Demikianlah. Sistem demokrasi—yang menjadikan kebebasan sebagai pilar utamanya—terbukti merupakan pintu bagi masuknya ragam kerusakan. Minuman keras (miras), misalnya—yang jelas diharamkan dalam Islam—dilegalkan atas nama kebebasan. Atas nama kebebasan pula, Islam dan syariahnya, al-Quran serta Nabi Muhammad yang mulia sering dijadikan obyek pelecehan dan penistaan.


Wajib Mencintai Nabi saw.

Bagi kaum Mukmin, mencintai Nabi Muhammad saw. akan disertai dengan memuliakan sosoknya. Karena itu mereka tidak akan rela jika Nabi Muhammad saw. dihinakan.
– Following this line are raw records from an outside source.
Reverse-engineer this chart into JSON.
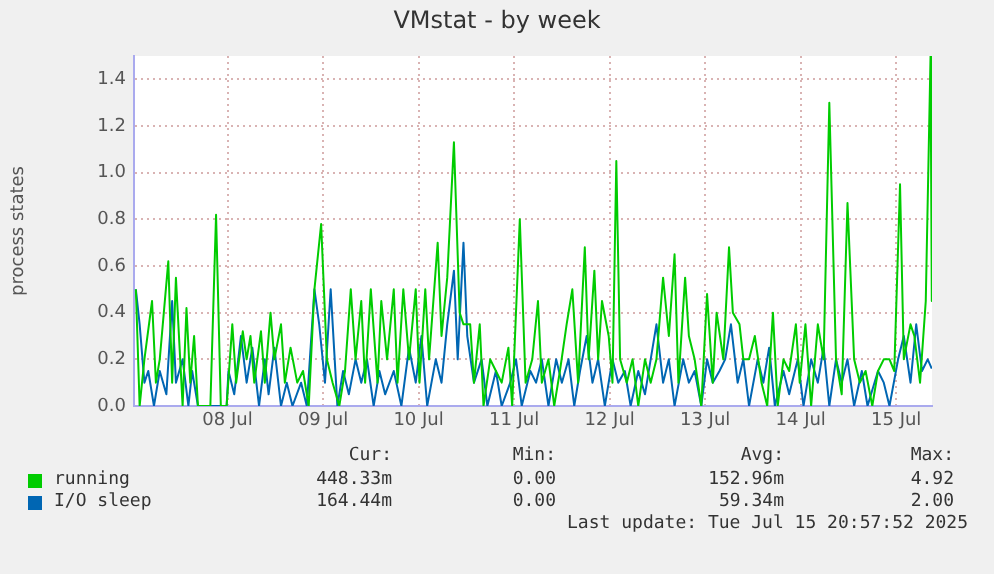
{
  "chart_data": {
    "type": "line",
    "title": "VMstat - by week",
    "ylabel": "process states",
    "xlim": [
      "2025-07-07T12:30",
      "2025-07-15T21:00"
    ],
    "xticks": [
      {
        "value": "2025-07-08T12:00",
        "label": "08 Jul"
      },
      {
        "value": "2025-07-09T12:00",
        "label": "09 Jul"
      },
      {
        "value": "2025-07-10T12:00",
        "label": "10 Jul"
      },
      {
        "value": "2025-07-11T12:00",
        "label": "11 Jul"
      },
      {
        "value": "2025-07-12T12:00",
        "label": "12 Jul"
      },
      {
        "value": "2025-07-13T12:00",
        "label": "13 Jul"
      },
      {
        "value": "2025-07-14T12:00",
        "label": "14 Jul"
      },
      {
        "value": "2025-07-15T12:00",
        "label": "15 Jul"
      }
    ],
    "ylim": [
      0,
      1.5
    ],
    "yticks": [
      {
        "value": 0,
        "label": "0.0"
      },
      {
        "value": 0.2,
        "label": "0.2"
      },
      {
        "value": 0.4,
        "label": "0.4"
      },
      {
        "value": 0.6,
        "label": "0.6"
      },
      {
        "value": 0.8,
        "label": "0.8"
      },
      {
        "value": 1,
        "label": "1.0"
      },
      {
        "value": 1.2,
        "label": "1.2"
      },
      {
        "value": 1.4,
        "label": "1.4"
      }
    ],
    "grid": true,
    "legend": "bottom",
    "marker": "none",
    "series": [
      {
        "name": "running",
        "color": "#00cc00",
        "x": [
          "2025-07-07T12:58",
          "2025-07-07T13:55",
          "2025-07-07T15:07",
          "2025-07-07T17:02",
          "2025-07-07T18:00",
          "2025-07-07T18:58",
          "2025-07-07T21:07",
          "2025-07-07T22:05",
          "2025-07-07T23:02",
          "2025-07-08T00:43",
          "2025-07-08T01:41",
          "2025-07-08T02:38",
          "2025-07-08T03:36",
          "2025-07-08T04:34",
          "2025-07-08T06:43",
          "2025-07-08T07:41",
          "2025-07-08T09:07",
          "2025-07-08T10:19",
          "2025-07-08T11:46",
          "2025-07-08T13:12",
          "2025-07-08T14:10",
          "2025-07-08T15:50",
          "2025-07-08T16:48",
          "2025-07-08T17:46",
          "2025-07-08T18:43",
          "2025-07-08T20:24",
          "2025-07-08T21:22",
          "2025-07-08T22:48",
          "2025-07-08T23:46",
          "2025-07-09T01:26",
          "2025-07-09T02:24",
          "2025-07-09T03:50",
          "2025-07-09T05:31",
          "2025-07-09T06:58",
          "2025-07-09T08:24",
          "2025-07-09T09:50",
          "2025-07-09T11:31",
          "2025-07-09T12:58",
          "2025-07-09T14:24",
          "2025-07-09T16:05",
          "2025-07-09T17:31",
          "2025-07-09T18:58",
          "2025-07-09T20:10",
          "2025-07-09T21:36",
          "2025-07-09T22:34",
          "2025-07-10T00:00",
          "2025-07-10T01:41",
          "2025-07-10T02:38",
          "2025-07-10T04:05",
          "2025-07-10T05:46",
          "2025-07-10T06:43",
          "2025-07-10T08:10",
          "2025-07-10T09:36",
          "2025-07-10T11:17",
          "2025-07-10T12:14",
          "2025-07-10T13:41",
          "2025-07-10T14:38",
          "2025-07-10T16:48",
          "2025-07-10T17:46",
          "2025-07-10T19:12",
          "2025-07-10T20:53",
          "2025-07-10T22:19",
          "2025-07-10T23:17",
          "2025-07-11T00:58",
          "2025-07-11T01:55",
          "2025-07-11T03:22",
          "2025-07-11T04:19",
          "2025-07-11T06:00",
          "2025-07-11T07:26",
          "2025-07-11T08:53",
          "2025-07-11T10:34",
          "2025-07-11T11:31",
          "2025-07-11T13:26",
          "2025-07-11T14:53",
          "2025-07-11T16:34",
          "2025-07-11T18:00",
          "2025-07-11T18:58",
          "2025-07-11T20:38",
          "2025-07-11T22:05",
          "2025-07-11T23:31",
          "2025-07-12T01:12",
          "2025-07-12T02:38",
          "2025-07-12T04:05",
          "2025-07-12T05:46",
          "2025-07-12T06:43",
          "2025-07-12T08:10",
          "2025-07-12T09:07",
          "2025-07-12T10:05",
          "2025-07-12T11:46",
          "2025-07-12T12:43",
          "2025-07-12T13:41",
          "2025-07-12T14:38",
          "2025-07-12T16:19",
          "2025-07-12T17:46",
          "2025-07-12T19:12",
          "2025-07-12T20:53",
          "2025-07-12T22:19",
          "2025-07-12T23:46",
          "2025-07-13T01:26",
          "2025-07-13T02:53",
          "2025-07-13T04:19",
          "2025-07-13T05:17",
          "2025-07-13T06:58",
          "2025-07-13T07:55",
          "2025-07-13T09:22",
          "2025-07-13T11:02",
          "2025-07-13T12:29",
          "2025-07-13T13:55",
          "2025-07-13T14:53",
          "2025-07-13T16:34",
          "2025-07-13T18:00",
          "2025-07-13T18:58",
          "2025-07-13T20:38",
          "2025-07-13T21:36",
          "2025-07-13T23:02",
          "2025-07-14T00:29",
          "2025-07-14T02:10",
          "2025-07-14T03:36",
          "2025-07-14T05:02",
          "2025-07-14T06:14",
          "2025-07-14T07:41",
          "2025-07-14T09:07",
          "2025-07-14T10:48",
          "2025-07-14T11:46",
          "2025-07-14T13:12",
          "2025-07-14T14:38",
          "2025-07-14T16:19",
          "2025-07-14T17:46",
          "2025-07-14T19:12",
          "2025-07-14T20:53",
          "2025-07-14T22:19",
          "2025-07-14T23:46",
          "2025-07-15T01:26",
          "2025-07-15T02:53",
          "2025-07-15T04:19",
          "2025-07-15T06:00",
          "2025-07-15T07:26",
          "2025-07-15T08:53",
          "2025-07-15T10:19",
          "2025-07-15T11:31",
          "2025-07-15T12:58",
          "2025-07-15T13:55",
          "2025-07-15T15:36",
          "2025-07-15T16:34",
          "2025-07-15T18:00",
          "2025-07-15T19:26",
          "2025-07-15T20:38",
          "2025-07-15T20:57"
        ],
        "values": [
          0.5,
          0.0,
          0.2,
          0.45,
          0.1,
          0.2,
          0.62,
          0.1,
          0.55,
          0.0,
          0.42,
          0.1,
          0.3,
          0.0,
          0.0,
          0.0,
          0.82,
          0.0,
          0.0,
          0.35,
          0.1,
          0.32,
          0.2,
          0.3,
          0.1,
          0.32,
          0.1,
          0.4,
          0.2,
          0.35,
          0.1,
          0.25,
          0.1,
          0.15,
          0.0,
          0.5,
          0.78,
          0.2,
          0.1,
          0.0,
          0.15,
          0.5,
          0.2,
          0.45,
          0.1,
          0.5,
          0.1,
          0.45,
          0.2,
          0.5,
          0.1,
          0.5,
          0.2,
          0.5,
          0.1,
          0.5,
          0.2,
          0.7,
          0.3,
          0.55,
          1.13,
          0.4,
          0.35,
          0.35,
          0.1,
          0.35,
          0.0,
          0.2,
          0.15,
          0.1,
          0.25,
          0.0,
          0.8,
          0.1,
          0.2,
          0.45,
          0.1,
          0.2,
          0.0,
          0.15,
          0.35,
          0.5,
          0.1,
          0.68,
          0.2,
          0.58,
          0.2,
          0.45,
          0.3,
          0.1,
          1.05,
          0.2,
          0.1,
          0.2,
          0.0,
          0.2,
          0.1,
          0.2,
          0.55,
          0.3,
          0.65,
          0.1,
          0.55,
          0.3,
          0.2,
          0.0,
          0.48,
          0.1,
          0.4,
          0.2,
          0.68,
          0.4,
          0.35,
          0.2,
          0.2,
          0.3,
          0.1,
          0.0,
          0.4,
          0.0,
          0.2,
          0.15,
          0.35,
          0.1,
          0.35,
          0.0,
          0.35,
          0.2,
          1.3,
          0.2,
          0.05,
          0.87,
          0.2,
          0.1,
          0.15,
          0.0,
          0.15,
          0.2,
          0.2,
          0.15,
          0.95,
          0.2,
          0.35,
          0.3,
          0.1,
          0.45,
          1.5,
          0.45
        ]
      },
      {
        "name": "I/O sleep",
        "color": "#0066b3",
        "x": [
          "2025-07-07T12:58",
          "2025-07-07T13:55",
          "2025-07-07T15:07",
          "2025-07-07T16:05",
          "2025-07-07T17:31",
          "2025-07-07T18:58",
          "2025-07-07T20:38",
          "2025-07-07T22:05",
          "2025-07-07T23:02",
          "2025-07-08T00:43",
          "2025-07-08T02:10",
          "2025-07-08T03:07",
          "2025-07-08T04:34",
          "2025-07-08T11:46",
          "2025-07-08T12:14",
          "2025-07-08T13:41",
          "2025-07-08T15:22",
          "2025-07-08T16:48",
          "2025-07-08T18:14",
          "2025-07-08T19:55",
          "2025-07-08T21:22",
          "2025-07-08T22:19",
          "2025-07-08T23:46",
          "2025-07-09T01:26",
          "2025-07-09T02:53",
          "2025-07-09T04:19",
          "2025-07-09T06:29",
          "2025-07-09T07:55",
          "2025-07-09T09:50",
          "2025-07-09T11:02",
          "2025-07-09T12:29",
          "2025-07-09T13:55",
          "2025-07-09T15:36",
          "2025-07-09T17:02",
          "2025-07-09T18:29",
          "2025-07-09T20:10",
          "2025-07-09T21:36",
          "2025-07-09T23:02",
          "2025-07-10T00:43",
          "2025-07-10T02:10",
          "2025-07-10T03:36",
          "2025-07-10T05:46",
          "2025-07-10T07:41",
          "2025-07-10T09:36",
          "2025-07-10T11:17",
          "2025-07-10T12:43",
          "2025-07-10T14:10",
          "2025-07-10T16:19",
          "2025-07-10T17:46",
          "2025-07-10T19:12",
          "2025-07-10T20:53",
          "2025-07-10T21:50",
          "2025-07-10T23:17",
          "2025-07-11T00:14",
          "2025-07-11T01:55",
          "2025-07-11T03:50",
          "2025-07-11T05:17",
          "2025-07-11T07:26",
          "2025-07-11T08:53",
          "2025-07-11T11:02",
          "2025-07-11T12:29",
          "2025-07-11T13:55",
          "2025-07-11T16:05",
          "2025-07-11T17:31",
          "2025-07-11T18:58",
          "2025-07-11T20:38",
          "2025-07-11T22:34",
          "2025-07-12T00:00",
          "2025-07-12T01:41",
          "2025-07-12T03:07",
          "2025-07-12T04:34",
          "2025-07-12T06:14",
          "2025-07-12T07:41",
          "2025-07-12T09:07",
          "2025-07-12T10:48",
          "2025-07-12T12:43",
          "2025-07-12T14:10",
          "2025-07-12T15:50",
          "2025-07-12T17:17",
          "2025-07-12T19:12",
          "2025-07-12T20:53",
          "2025-07-12T22:19",
          "2025-07-12T23:46",
          "2025-07-13T01:26",
          "2025-07-13T02:53",
          "2025-07-13T04:19",
          "2025-07-13T06:29",
          "2025-07-13T07:55",
          "2025-07-13T09:22",
          "2025-07-13T11:02",
          "2025-07-13T12:29",
          "2025-07-13T13:55",
          "2025-07-13T15:36",
          "2025-07-13T17:02",
          "2025-07-13T18:29",
          "2025-07-13T20:10",
          "2025-07-13T21:36",
          "2025-07-13T23:02",
          "2025-07-14T01:12",
          "2025-07-14T02:38",
          "2025-07-14T04:05",
          "2025-07-14T05:31",
          "2025-07-14T07:41",
          "2025-07-14T09:07",
          "2025-07-14T11:17",
          "2025-07-14T12:43",
          "2025-07-14T14:38",
          "2025-07-14T16:19",
          "2025-07-14T17:46",
          "2025-07-14T19:12",
          "2025-07-14T20:53",
          "2025-07-14T22:19",
          "2025-07-14T23:46",
          "2025-07-15T01:26",
          "2025-07-15T03:22",
          "2025-07-15T04:48",
          "2025-07-15T07:26",
          "2025-07-15T08:53",
          "2025-07-15T10:19",
          "2025-07-15T12:29",
          "2025-07-15T13:55",
          "2025-07-15T15:36",
          "2025-07-15T17:02",
          "2025-07-15T18:29",
          "2025-07-15T19:55",
          "2025-07-15T20:57"
        ],
        "values": [
          0.5,
          0.35,
          0.1,
          0.15,
          0.0,
          0.15,
          0.05,
          0.45,
          0.1,
          0.2,
          0.0,
          0.15,
          0.0,
          0.0,
          0.15,
          0.05,
          0.3,
          0.1,
          0.25,
          0.0,
          0.2,
          0.05,
          0.25,
          0.0,
          0.1,
          0.0,
          0.1,
          0.0,
          0.5,
          0.35,
          0.1,
          0.5,
          0.0,
          0.15,
          0.05,
          0.2,
          0.1,
          0.2,
          0.0,
          0.15,
          0.05,
          0.15,
          0.0,
          0.25,
          0.1,
          0.3,
          0.0,
          0.2,
          0.1,
          0.35,
          0.58,
          0.2,
          0.7,
          0.3,
          0.1,
          0.2,
          0.0,
          0.15,
          0.0,
          0.1,
          0.2,
          0.0,
          0.15,
          0.1,
          0.2,
          0.0,
          0.2,
          0.1,
          0.2,
          0.0,
          0.15,
          0.3,
          0.1,
          0.2,
          0.0,
          0.2,
          0.1,
          0.15,
          0.0,
          0.15,
          0.05,
          0.2,
          0.35,
          0.1,
          0.2,
          0.0,
          0.2,
          0.1,
          0.15,
          0.0,
          0.2,
          0.1,
          0.15,
          0.2,
          0.35,
          0.1,
          0.2,
          0.0,
          0.2,
          0.1,
          0.25,
          0.0,
          0.15,
          0.05,
          0.2,
          0.0,
          0.2,
          0.1,
          0.25,
          0.0,
          0.2,
          0.1,
          0.2,
          0.0,
          0.15,
          0.0,
          0.15,
          0.1,
          0.0,
          0.2,
          0.3,
          0.1,
          0.35,
          0.15,
          0.2,
          0.16
        ]
      }
    ],
    "annotations": [
      "Cur:",
      "Min:",
      "Avg:",
      "Max:",
      "448.33m",
      "0.00",
      "152.96m",
      "4.92",
      "164.44m",
      "0.00",
      "59.34m",
      "2.00",
      "Last update: Tue Jul 15 20:57:52 2025"
    ]
  }
}
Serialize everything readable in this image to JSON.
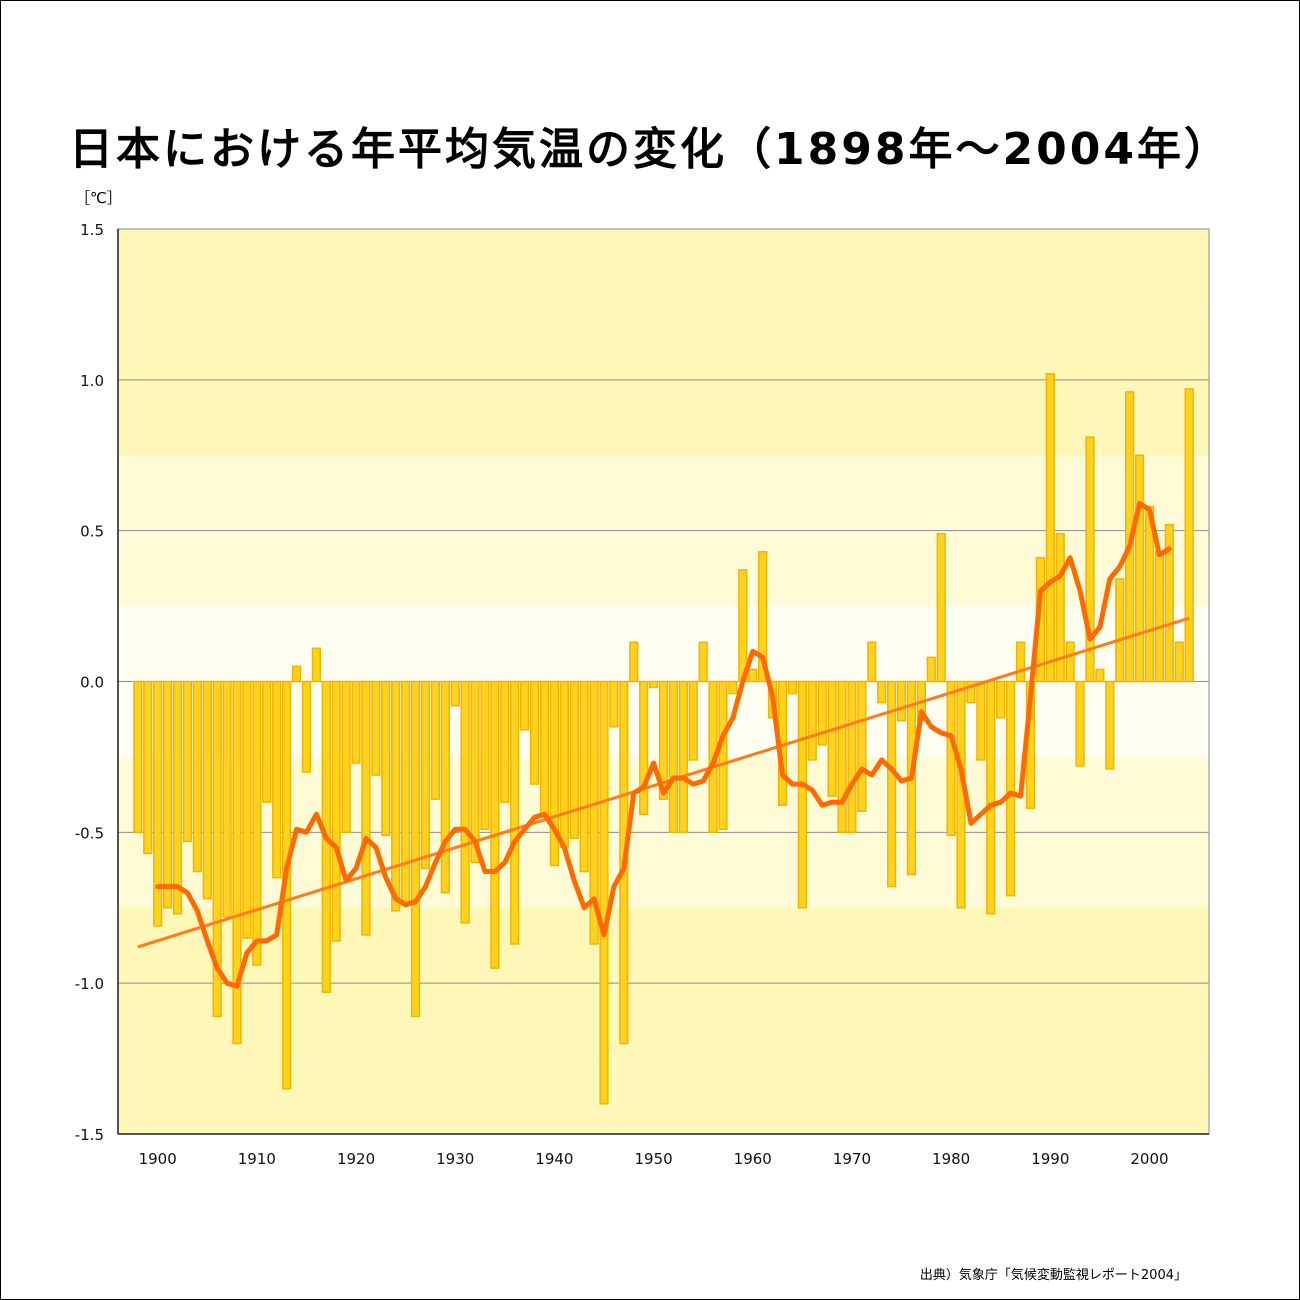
{
  "title": "日本における年平均気温の変化（1898年〜2004年）",
  "unit_label": "［℃］",
  "source": "出典）気象庁「気候変動監視レポート2004」",
  "colors": {
    "bar_fill": "#ffd21e",
    "bar_stroke": "#f2b400",
    "smooth_line": "#ff6a00",
    "trend_line": "#ff7b1c",
    "band_light": "#fffef0",
    "band_dark": "#fff7b8",
    "grid": "#8c8c8c"
  },
  "chart_data": {
    "type": "bar",
    "title": "日本における年平均気温の変化（1898年〜2004年）",
    "ylabel": "［℃］",
    "xlabel": "",
    "ylim": [
      -1.5,
      1.5
    ],
    "xlim": [
      1896,
      2006
    ],
    "x_ticks": [
      1900,
      1910,
      1920,
      1930,
      1940,
      1950,
      1960,
      1970,
      1980,
      1990,
      2000
    ],
    "y_ticks": [
      1.5,
      1.0,
      0.5,
      0.0,
      -0.5,
      -1.0,
      -1.5
    ],
    "y_tick_labels": [
      "1.5",
      "1.0",
      "0.5",
      "0.0",
      "-0.5",
      "-1.0",
      "-1.5"
    ],
    "grid": true,
    "years": [
      1898,
      1899,
      1900,
      1901,
      1902,
      1903,
      1904,
      1905,
      1906,
      1907,
      1908,
      1909,
      1910,
      1911,
      1912,
      1913,
      1914,
      1915,
      1916,
      1917,
      1918,
      1919,
      1920,
      1921,
      1922,
      1923,
      1924,
      1925,
      1926,
      1927,
      1928,
      1929,
      1930,
      1931,
      1932,
      1933,
      1934,
      1935,
      1936,
      1937,
      1938,
      1939,
      1940,
      1941,
      1942,
      1943,
      1944,
      1945,
      1946,
      1947,
      1948,
      1949,
      1950,
      1951,
      1952,
      1953,
      1954,
      1955,
      1956,
      1957,
      1958,
      1959,
      1960,
      1961,
      1962,
      1963,
      1964,
      1965,
      1966,
      1967,
      1968,
      1969,
      1970,
      1971,
      1972,
      1973,
      1974,
      1975,
      1976,
      1977,
      1978,
      1979,
      1980,
      1981,
      1982,
      1983,
      1984,
      1985,
      1986,
      1987,
      1988,
      1989,
      1990,
      1991,
      1992,
      1993,
      1994,
      1995,
      1996,
      1997,
      1998,
      1999,
      2000,
      2001,
      2002,
      2003,
      2004
    ],
    "series": [
      {
        "kind": "bar",
        "values": [
          -0.5,
          -0.57,
          -0.81,
          -0.75,
          -0.77,
          -0.53,
          -0.63,
          -0.72,
          -1.11,
          -0.78,
          -1.2,
          -0.85,
          -0.94,
          -0.4,
          -0.65,
          -1.35,
          0.05,
          -0.3,
          0.11,
          -1.03,
          -0.86,
          -0.5,
          -0.27,
          -0.84,
          -0.31,
          -0.51,
          -0.76,
          -0.74,
          -1.11,
          -0.62,
          -0.39,
          -0.7,
          -0.08,
          -0.8,
          -0.6,
          -0.49,
          -0.95,
          -0.4,
          -0.87,
          -0.16,
          -0.34,
          -0.45,
          -0.61,
          -0.55,
          -0.52,
          -0.63,
          -0.87,
          -1.4,
          -0.15,
          -1.2,
          0.13,
          -0.44,
          -0.02,
          -0.39,
          -0.5,
          -0.5,
          -0.26,
          0.13,
          -0.5,
          -0.49,
          -0.04,
          0.37,
          0.04,
          0.43,
          -0.12,
          -0.41,
          -0.04,
          -0.75,
          -0.26,
          -0.21,
          -0.38,
          -0.5,
          -0.5,
          -0.43,
          0.13,
          -0.07,
          -0.68,
          -0.13,
          -0.64,
          -0.13,
          0.08,
          0.49,
          -0.51,
          -0.75,
          -0.07,
          -0.26,
          -0.77,
          -0.12,
          -0.71,
          0.13,
          -0.42,
          0.41,
          1.02,
          0.49,
          0.13,
          -0.28,
          0.81,
          0.04,
          -0.29,
          0.34,
          0.96,
          0.75,
          0.58,
          0.43,
          0.52,
          0.13,
          0.97
        ]
      },
      {
        "kind": "line",
        "values": [
          null,
          null,
          -0.68,
          -0.68,
          -0.68,
          -0.7,
          -0.76,
          -0.86,
          -0.95,
          -1.0,
          -1.01,
          -0.9,
          -0.86,
          -0.86,
          -0.84,
          -0.62,
          -0.49,
          -0.5,
          -0.44,
          -0.52,
          -0.55,
          -0.66,
          -0.62,
          -0.52,
          -0.55,
          -0.65,
          -0.72,
          -0.74,
          -0.73,
          -0.68,
          -0.6,
          -0.53,
          -0.49,
          -0.49,
          -0.53,
          -0.63,
          -0.63,
          -0.6,
          -0.53,
          -0.49,
          -0.45,
          -0.44,
          -0.49,
          -0.55,
          -0.66,
          -0.75,
          -0.72,
          -0.84,
          -0.68,
          -0.62,
          -0.37,
          -0.35,
          -0.27,
          -0.37,
          -0.32,
          -0.32,
          -0.34,
          -0.33,
          -0.27,
          -0.18,
          -0.12,
          0.0,
          0.1,
          0.08,
          -0.05,
          -0.31,
          -0.34,
          -0.34,
          -0.36,
          -0.41,
          -0.4,
          -0.4,
          -0.34,
          -0.29,
          -0.31,
          -0.26,
          -0.29,
          -0.33,
          -0.32,
          -0.1,
          -0.15,
          -0.17,
          -0.18,
          -0.29,
          -0.47,
          -0.44,
          -0.41,
          -0.4,
          -0.37,
          -0.38,
          -0.05,
          0.3,
          0.33,
          0.35,
          0.41,
          0.3,
          0.14,
          0.18,
          0.34,
          0.38,
          0.45,
          0.59,
          0.57,
          0.42,
          0.44,
          null,
          null
        ]
      },
      {
        "kind": "trend",
        "x": [
          1898,
          2004
        ],
        "values": [
          -0.88,
          0.21
        ]
      }
    ]
  }
}
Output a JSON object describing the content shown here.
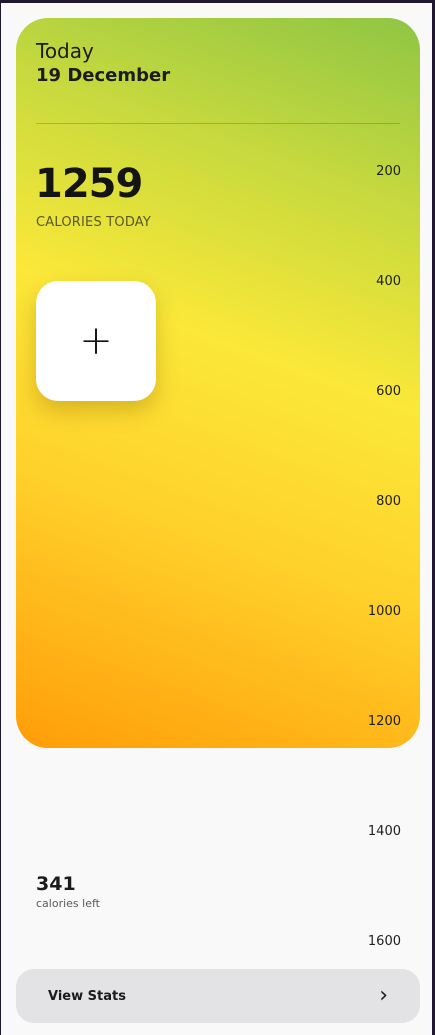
{
  "header": {
    "today_label": "Today",
    "date": "19 December"
  },
  "calories": {
    "today_value": "1259",
    "today_label": "CALORIES TODAY",
    "left_value": "341",
    "left_label": "calories left"
  },
  "add_button": {
    "icon": "plus-icon",
    "symbol": "+"
  },
  "scale": {
    "ticks": [
      "200",
      "400",
      "600",
      "800",
      "1000",
      "1200",
      "1400",
      "1600"
    ]
  },
  "stats_button": {
    "label": "View Stats",
    "icon": "chevron-right-icon",
    "symbol": "›"
  },
  "colors": {
    "gradient_top": "#8fc544",
    "gradient_mid": "#fbe838",
    "gradient_bottom": "#ff9d08",
    "background": "#f9f9f9",
    "button_bg": "#e3e3e5"
  }
}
Mencintai Baginda Nabi Muhammad saw. tentu tidak seperti mencintai sesama insan. Kecintaan seorang Muslim kepada beliau harus di atas kecintaan kepada yang lain; baik harta, kedudukan, jabatan, keluarga bahkan dirinya sendiri. Baginda Nabi Muhammad saw. bersabda:

لاَ يُؤْمِنُ أَحَدُكُمْ حَتَّى أَكُونَ أَحَبَّ إِلَيْهِ مِنْ وَالِدِهِ وَوَلَدِهِ وَالنَّاسِ أَجْمَعِينَ

Belum sempurna iman salah seorang di antara kalian hingga ia menjadikan aku lebih dia cintai daripada orangtuanya, anaknya dan segenap manusia (HR al-Bukhari).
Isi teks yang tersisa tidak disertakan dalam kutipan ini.